Stellar Helium Burning in Other Universes: A solution to the triple alpha fine-tuning problem

Motivated by the possible existence of other universes, with different values for the fundamental constants, this paper considers stellar models in universes where $^8$Be is stable. Many previous authors have noted that stars in our universe would have difficulty producing carbon and other heavy elements in the absence of the well-known $^{12}$C resonance at 7.6 MeV. This resonance is necessary because $^8$Be is unstable in our universe, so that carbon must be produced via the triple alpha reaction to achieve the requisite abundance. Although a moderate change in the energy of the resonance (200 -- 300 keV) will indeed affect carbon production, an even smaller change in the binding energy of beryllium ($\sim100$ keV) would allow $^8$Be to be stable. A stable isotope with $A=8$ would obviate the need for the triple alpha process in general, and the $^{12}$C resonance in particular, for carbon production. This paper explores the possibility that $^8$Be can be stable in other universes.
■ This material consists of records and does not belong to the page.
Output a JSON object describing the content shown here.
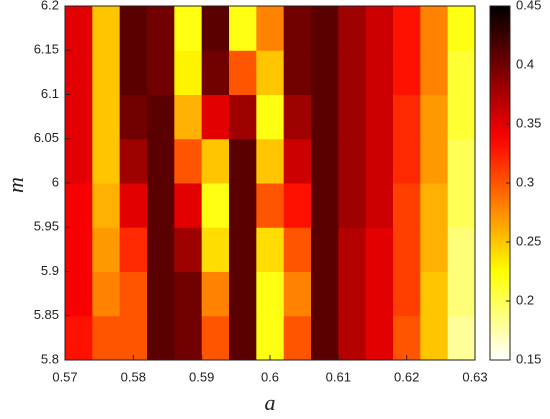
{
  "chart_data": {
    "type": "heatmap",
    "x_label": "a",
    "y_label": "m",
    "x": [
      0.57,
      0.574,
      0.578,
      0.582,
      0.586,
      0.59,
      0.594,
      0.598,
      0.602,
      0.606,
      0.61,
      0.614,
      0.618,
      0.622,
      0.626,
      0.63
    ],
    "y": [
      5.8,
      5.85,
      5.9,
      5.95,
      6.0,
      6.05,
      6.1,
      6.15,
      6.2
    ],
    "z": [
      [
        0.33,
        0.3,
        0.3,
        0.41,
        0.4,
        0.3,
        0.41,
        0.22,
        0.3,
        0.41,
        0.37,
        0.35,
        0.3,
        0.25,
        0.18
      ],
      [
        0.34,
        0.28,
        0.3,
        0.41,
        0.4,
        0.28,
        0.41,
        0.22,
        0.28,
        0.41,
        0.37,
        0.35,
        0.31,
        0.25,
        0.19
      ],
      [
        0.34,
        0.27,
        0.32,
        0.41,
        0.38,
        0.24,
        0.41,
        0.24,
        0.3,
        0.41,
        0.37,
        0.35,
        0.31,
        0.26,
        0.19
      ],
      [
        0.34,
        0.26,
        0.35,
        0.41,
        0.35,
        0.22,
        0.41,
        0.3,
        0.33,
        0.41,
        0.38,
        0.36,
        0.31,
        0.26,
        0.2
      ],
      [
        0.35,
        0.25,
        0.38,
        0.41,
        0.3,
        0.25,
        0.41,
        0.25,
        0.36,
        0.41,
        0.38,
        0.36,
        0.32,
        0.27,
        0.2
      ],
      [
        0.35,
        0.25,
        0.4,
        0.41,
        0.26,
        0.35,
        0.38,
        0.22,
        0.38,
        0.41,
        0.38,
        0.36,
        0.32,
        0.27,
        0.21
      ],
      [
        0.35,
        0.25,
        0.41,
        0.4,
        0.23,
        0.4,
        0.3,
        0.25,
        0.4,
        0.41,
        0.38,
        0.36,
        0.33,
        0.28,
        0.21
      ],
      [
        0.35,
        0.25,
        0.41,
        0.4,
        0.22,
        0.41,
        0.22,
        0.28,
        0.4,
        0.41,
        0.38,
        0.36,
        0.33,
        0.28,
        0.22
      ]
    ],
    "colormap": "hot-reversed",
    "xlim": [
      0.57,
      0.63
    ],
    "xticks": [
      0.57,
      0.58,
      0.59,
      0.6,
      0.61,
      0.62,
      0.63
    ],
    "ylim": [
      5.8,
      6.2
    ],
    "yticks": [
      5.8,
      5.85,
      5.9,
      5.95,
      6,
      6.05,
      6.1,
      6.15,
      6.2
    ],
    "clim": [
      0.15,
      0.45
    ],
    "cticks": [
      0.15,
      0.2,
      0.25,
      0.3,
      0.35,
      0.4,
      0.45
    ]
  }
}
Simple nuclear considerations indicate that bound states can be realized, with binding energy $\sim0.1-1$ MeV, if the fundamental constants vary by a $\sim {\rm few}-10$ percent. In such cases, $^8$Be can be synthesized through helium burning, and $^{12}$C can be produced later through nuclear burning of beryllium. This paper focuses on stellar models that burn helium into beryllium; once the universe in question has a supply of stable beryllium, carbon production can take place during subsequent evolution in the same star or in later stellar generations. Using both a semi-analytic stellar structure model as well as a state-of-the-art stellar evolution code, we find that viable stellar configurations that produce beryllium exist over a wide range of parameter space. Finally, we demonstrate that carbon can be produced during later evolutionary stages.